Un pays en crise, une dirigeante dépassée

La destitution de Dina Boluarte pour « incapacité morale permanente » n’est pas seulement un épisode de plus dans la longue série de convulsions politiques du Pérou : c’est l’effondrement d’une figure qui, malgré son statut de première femme présidente du pays, n’a jamais su se hisser au niveau des responsabilités qu’elle avait volontairement embrassées. Avocate sans véritable maturité politique, parachutée au sommet d’un État ravagé par une crise multidimensionnelle, elle s’est révélée incapable de comprendre la gravité du moment, encore moins d’incarner une autorité lucide. Comme souligne Marie-Christine Doran , politologue, professeure à l’université d’Ottawa et spécialiste de l’Amérique du Sud, la présidente Boluarte a été contestée dès le début, faisant face à des accusations de corruption et à une instabilité politique chronique, avec des tendances autoritaires. Elle a gouverné comme une actrice de circonstance, non comme une femme d’État.

Crédit photo : Wikimedia Commons / Luis Iparraguirre

Le pouvoir : opportunité saisie, ascension reniée

Dès son arrivée au pouvoir le 7 décembre 2022, après la tentative de coup institutionnel de Pedro Castillo, Dina Boluarte s’est retrouvée au centre d’une tempête.
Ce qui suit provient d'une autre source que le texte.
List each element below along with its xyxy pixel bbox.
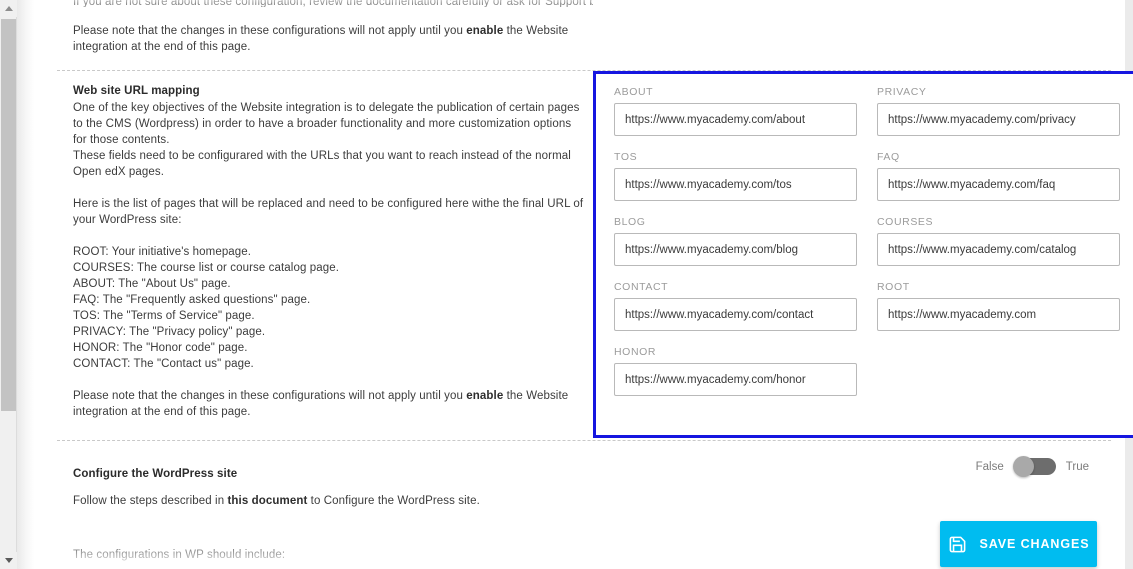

Sans majorité, contestée par la gauche qu’elle avait trahie et méprisée par la droite qui l’utilisait par intérêt, elle s’est enfoncée dans un autoritarisme froid, puis dans une gestion brouillonne.
L’affaire du Rolexgate , sa rhinoplastie gardée secrète, ses mensonges administratifs : autant de signes d’une présidente qui confondait prestige et gouvernance, image et devoir. Sa chute, votée par 118 voix contre zéro, fut presque clinique un désaveu unanime. Une page tournée sans regret.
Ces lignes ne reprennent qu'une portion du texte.